Submitted by Bhakti Satrio on
Anggota Bawaslu Puadi dalam kegiatan Bawaslu Goes to Campus: Sosialisasi Penanganan Pelanggaran Pemutakhiran Daftar Pemilih bagi Pemilih Pemula di Universitas MUhammadiyah Jakarta, Kamis (18/12/2025).

Jakarta, Badan Pengawas Pemilihan Umum – Anggota Bawaslu Puadi mengajak mahasiswa untuk mengawal dan mengawasi data pemilih. Dia menjelaskan, data pemilih kerap menjadi salah satu pelanggaran pemilu yang perlu diawasi. 

 

Puadi menambahkan, akurasi data pemilih merupakan kunci utama dalam menekan angka pelanggaran dalam pemilu atau pemilihan. Dalam pemaparannya, dia menyoroti bahwa berbagai jenis pelanggaran pemilu, mulai dari ranah administratif, pelanggaran kode etik, hingga tindak pidana, sering kali berakar dari satu masalah fundamental, yaitu ketidakakuratan data pemilih.

 

Menurut Puadi, data pemilih yang tidak valid memiliki dampak sistemik yang luas.
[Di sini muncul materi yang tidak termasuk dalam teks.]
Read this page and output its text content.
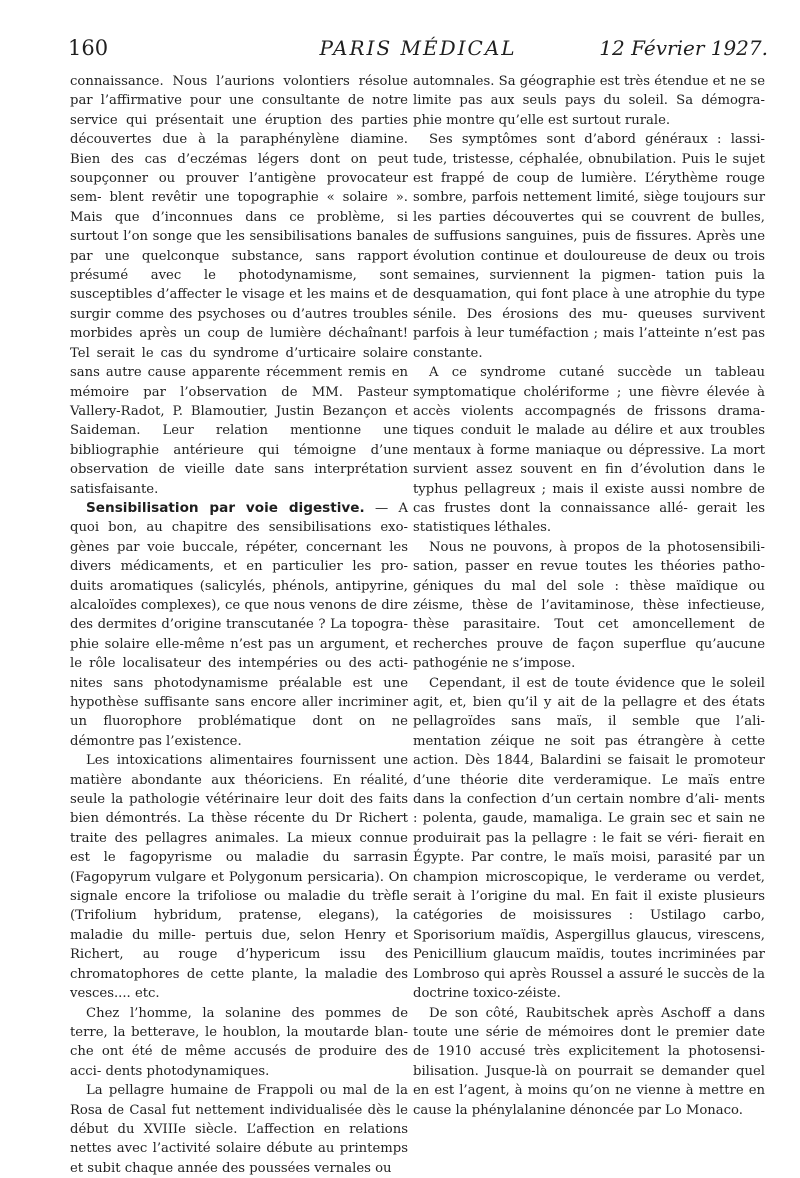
160	PARIS MÉDICAL	12 Février 1927.

connaissance. Nous l’aurions volontiers résolue par l’affirmative pour une consultante de notre service qui présentait une éruption des parties découvertes due à la paraphénylène diamine. Bien des cas d’eczémas légers dont on peut soupçonner ou prouver l’antigène provocateur sem- blent revêtir une topographie « solaire ». Mais que d’inconnues dans ce problème, si surtout l’on songe que les sensibilisations banales par une quelconque substance, sans rapport présumé avec le photodynamisme, sont susceptibles d’affecter le visage et les mains et de surgir comme des psychoses ou d’autres troubles morbides après un coup de lumière déchaînant! Tel serait le cas du syndrome d’urticaire solaire sans autre cause apparente récemment remis en mémoire par l’observation de MM. Pasteur Vallery-Radot, P. Blamoutier, Justin Bezançon et Saideman. Leur relation mentionne une bibliographie antérieure qui témoigne d’une observation de vieille date sans interprétation satisfaisante.

Sensibilisation par voie digestive. — A quoi bon, au chapitre des sensibilisations exo- gènes par voie buccale, répéter, concernant les divers médicaments, et en particulier les pro- duits aromatiques (salicylés, phénols, antipyrine, alcaloïdes complexes), ce que nous venons de dire des dermites d’origine transcutanée ? La topogra- phie solaire elle-même n’est pas un argument, et le rôle localisateur des intempéries ou des acti- nites sans photodynamisme préalable est une hypothèse suffisante sans encore aller incriminer un fluorophore problématique dont on ne démontre pas l’existence.

Les intoxications alimentaires fournissent une matière abondante aux théoriciens. En réalité, seule la pathologie vétérinaire leur doit des faits bien démontrés. La thèse récente du Dr Richert traite des pellagres animales. La mieux connue est le fagopyrisme ou maladie du sarrasin (Fagopyrum vulgare et Polygonum persicaria). On signale encore la trifoliose ou maladie du trèfle (Trifolium hybridum, pratense, elegans), la maladie du mille- pertuis due, selon Henry et Richert, au rouge d’hypericum issu des chromatophores de cette plante, la maladie des vesces.... etc.

Chez l’homme, la solanine des pommes de terre, la betterave, le houblon, la moutarde blan- che ont été de même accusés de produire des acci- dents photodynamiques.

La pellagre humaine de Frappoli ou mal de la Rosa de Casal fut nettement individualisée dès le début du XVIIIe siècle. L’affection en relations nettes avec l’activité solaire débute au printemps et subit chaque année des poussées vernales ou

automnales. Sa géographie est très étendue et ne se limite pas aux seuls pays du soleil. Sa démogra- phie montre qu’elle est surtout rurale.

Ses symptômes sont d’abord généraux : lassi- tude, tristesse, céphalée, obnubilation. Puis le sujet est frappé de coup de lumière. L’érythème rouge sombre, parfois nettement limité, siège toujours sur les parties découvertes qui se couvrent de bulles, de suffusions sanguines, puis de fissures. Après une évolution continue et douloureuse de deux ou trois semaines, surviennent la pigmen- tation puis la desquamation, qui font place à une atrophie du type sénile. Des érosions des mu- queuses survivent parfois à leur tuméfaction ; mais l’atteinte n’est pas constante.

A ce syndrome cutané succède un tableau symptomatique cholériforme ; une fièvre élevée à accès violents accompagnés de frissons drama- tiques conduit le malade au délire et aux troubles mentaux à forme maniaque ou dépressive. La mort survient assez souvent en fin d’évolution dans le typhus pellagreux ; mais il existe aussi nombre de cas frustes dont la connaissance allé- gerait les statistiques léthales.

Nous ne pouvons, à propos de la photosensibili- sation, passer en revue toutes les théories patho- géniques du mal del sole : thèse maïdique ou zéisme, thèse de l’avitaminose, thèse infectieuse, thèse parasitaire. Tout cet amoncellement de recherches prouve de façon superflue qu’aucune pathogénie ne s’impose.

Cependant, il est de toute évidence que le soleil agit, et, bien qu’il y ait de la pellagre et des états pellagroïdes sans maïs, il semble que l’ali- mentation zéique ne soit pas étrangère à cette action. Dès 1844, Balardini se faisait le promoteur d’une théorie dite verderamique. Le maïs entre dans la confection d’un certain nombre d’ali- ments : polenta, gaude, mamaliga. Le grain sec et sain ne produirait pas la pellagre : le fait se véri- fierait en Égypte. Par contre, le maïs moisi, parasité par un champion microscopique, le verderame ou verdet, serait à l’origine du mal. En fait il existe plusieurs catégories de moisissures : Ustilago carbo, Sporisorium maïdis, Aspergillus glaucus, virescens, Penicillium glaucum maïdis, toutes incriminées par Lombroso qui après Roussel a assuré le succès de la doctrine toxico-zéiste.

De son côté, Raubitschek après Aschoff a dans toute une série de mémoires dont le premier date de 1910 accusé très explicitement la photosensi- bilisation. Jusque-là on pourrait se demander quel en est l’agent, à moins qu’on ne vienne à mettre en cause la phénylalanine dénoncée par Lo Monaco.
Hal ini tidak hanya memicu munculnya pemilih ganda atau masuknya pemilih yang sebenarnya tidak memenuhi syarat, tetapi juga berisiko tinggi menghilangkan hak pilih warga negara yang sah. 

 

"Data pemilih bukan sekadar urusan administrasi atau angka-angka di atas kertas. Dalam ekosistem demokrasi, data adalah fondasi keadilan pemilu. Jika fondasinya rapuh karena ketidakteraturan, bangunan keadilan pemilu akan sulit berdiri tegak," ujar Puadi dalam kegiatan Bawaslu Goes to Campus: Sosialisasi Penanganan Pelanggaran Pemutakhiran Daftar Pemilih bagi Pemilih Pemula di Universitas MUhammadiyah Jakarta, Kamis (18/12/2025).

 

Lebih lanjut, Puadi menjelaskan, pada Pemilu 2024, persoalan data pemilih mencapai titik yang sangat krusial karena beririsan langsung dengan proses penanganan pelanggaran hukum. Dia menjabarkan, dalam praktiknya, data pemilih berfungsi sebagai bukti awal (initial evidence) yang menjadi dasar bagi pengawas pemilu dalam melakukan klarifikasi, penelusuran, hingga penguatan rekomendasi dan putusan hukum.

 

"Data yang keliru dapat berujung pada konsekuensi hukum yang sangat serius. Contoh nyata dapat kita lihat pada penanganan kasus pidana terkait Daftar Pemilih Tetap Luar Negeri (DPTLN). Hal ini menunjukkan bahwa kesalahan data bukan hanya masalah teknis, tapi bisa menyeret seseorang ke ranah pidana pemilu," tegasnya.

 

 

Oleh sebab tersebut, Puadi mengajak peran aktif mahasiswa dan kalangan akademisi untuk ikut serta mengawal ekosistem data pemilih. Dia menekankan bahwa isu data pemilih harus diletakkan sebagai isu hukum tata negara yang sangat penting, bukan sekadar isu teknis lapangan.

 

"Mahasiswa dan akademisi harus menjadi garda terdepan dalam memahami dan mengawal isu ini. Perlu kita tanamkan bersama bahwa keadilan pemilu dimulai dari keadilan data. Tanpa data yang jujur dan akurat, keadilan bagi setiap suara rakyat mustahil bisa diwujudkan," pungkas Puadi.